' sede' - to give up. 'leve' - to get up. 'ale' - to go.

Sunday, December 2, 2012

Of seasons, part one.

I.
In the wintertime, in the Appalachian mountains, the sun comes crackling over snow covered peaks. So close one can hear the buzz of frost bitten excitement. Winter. I can see those mountains from my window. I sit really close with a blanket over my shoulders and my face turned toward the open air. Outside. The draft swirls and whirs about like a scratchy cloth, it wisps about my coffee-intertangling with the steam rising from the cup.

The cold is all encompassing, and I like how it holds me together. When you lift your face to the winter sun, the wind subsides, and the sun dedicates a single beam to your skin. Hold on to it, if you can. I squeeze the last ounces of heat out onto the table I prop my knees against.

The snow sparkles so bright that there's a film over the landscape and you can see everything- so clearly, and not at all. A mirage of sunlight and cold. These mountains have been my home since years past. I remember the calm glaze of summer. The paralyzing and cruel midday heat, respited only by the sweet and metallic crush of a dripping corona on the front porch.

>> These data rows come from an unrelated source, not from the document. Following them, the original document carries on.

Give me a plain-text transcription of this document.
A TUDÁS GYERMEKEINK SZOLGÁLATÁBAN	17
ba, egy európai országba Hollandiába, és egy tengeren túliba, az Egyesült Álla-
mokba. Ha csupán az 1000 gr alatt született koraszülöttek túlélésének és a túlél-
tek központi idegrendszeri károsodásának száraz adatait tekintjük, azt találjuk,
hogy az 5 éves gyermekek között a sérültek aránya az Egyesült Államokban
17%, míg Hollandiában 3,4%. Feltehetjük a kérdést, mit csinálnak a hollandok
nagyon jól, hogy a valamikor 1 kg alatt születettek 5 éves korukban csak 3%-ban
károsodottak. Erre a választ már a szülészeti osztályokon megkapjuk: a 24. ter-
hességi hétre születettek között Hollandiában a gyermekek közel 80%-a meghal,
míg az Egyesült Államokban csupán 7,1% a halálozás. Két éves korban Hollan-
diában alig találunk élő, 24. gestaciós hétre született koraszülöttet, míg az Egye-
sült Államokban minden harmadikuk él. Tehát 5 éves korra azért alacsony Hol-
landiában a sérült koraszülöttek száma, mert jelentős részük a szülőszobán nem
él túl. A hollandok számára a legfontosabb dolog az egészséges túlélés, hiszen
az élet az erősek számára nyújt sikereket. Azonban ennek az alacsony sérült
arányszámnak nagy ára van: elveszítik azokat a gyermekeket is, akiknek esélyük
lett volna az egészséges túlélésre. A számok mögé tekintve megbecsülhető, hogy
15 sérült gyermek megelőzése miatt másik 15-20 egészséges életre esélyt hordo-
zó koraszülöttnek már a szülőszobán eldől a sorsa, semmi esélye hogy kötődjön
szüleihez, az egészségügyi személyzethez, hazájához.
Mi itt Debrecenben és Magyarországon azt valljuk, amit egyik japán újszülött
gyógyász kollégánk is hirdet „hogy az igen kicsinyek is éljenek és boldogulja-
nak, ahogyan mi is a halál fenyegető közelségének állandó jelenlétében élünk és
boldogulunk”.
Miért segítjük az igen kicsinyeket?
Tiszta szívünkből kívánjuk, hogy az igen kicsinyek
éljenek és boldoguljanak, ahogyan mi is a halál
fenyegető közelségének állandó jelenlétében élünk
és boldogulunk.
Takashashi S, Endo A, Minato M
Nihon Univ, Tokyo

I remember the way the streets were alight with anticipation for the fall of autumn, and I remember when the first leaf fell. The first, and the last as well. Yellow and glistening, too proud of their heritage and mountain back drop to be anything less than lasting. They fell into the December month. For weeks the sky has looked like a banana float, the yellow leaves swinging on the white mountain flats, so far behind them.

And I have left this place. But I remember the way the Blue Ridge responds to seasons. With vigor. With challenge. And with patience. And I can do the same.

It is not winter because one day, an old man looked at his calendar and saw it written so. It is winter because on that single morning, when I drank coffee in the frost of my window, my heart opened up and welcomed in a taste of the solstice sun. It is so because it is so, and not because anybody has said.

And above all, the seasons are miraculous for this. We may wait and we may yearn and we may hope. But the seasons wake up every day. Taking one day at a time. Until one day. Overnight. They change. It's gradual, but it's unforeseen. Magic, even.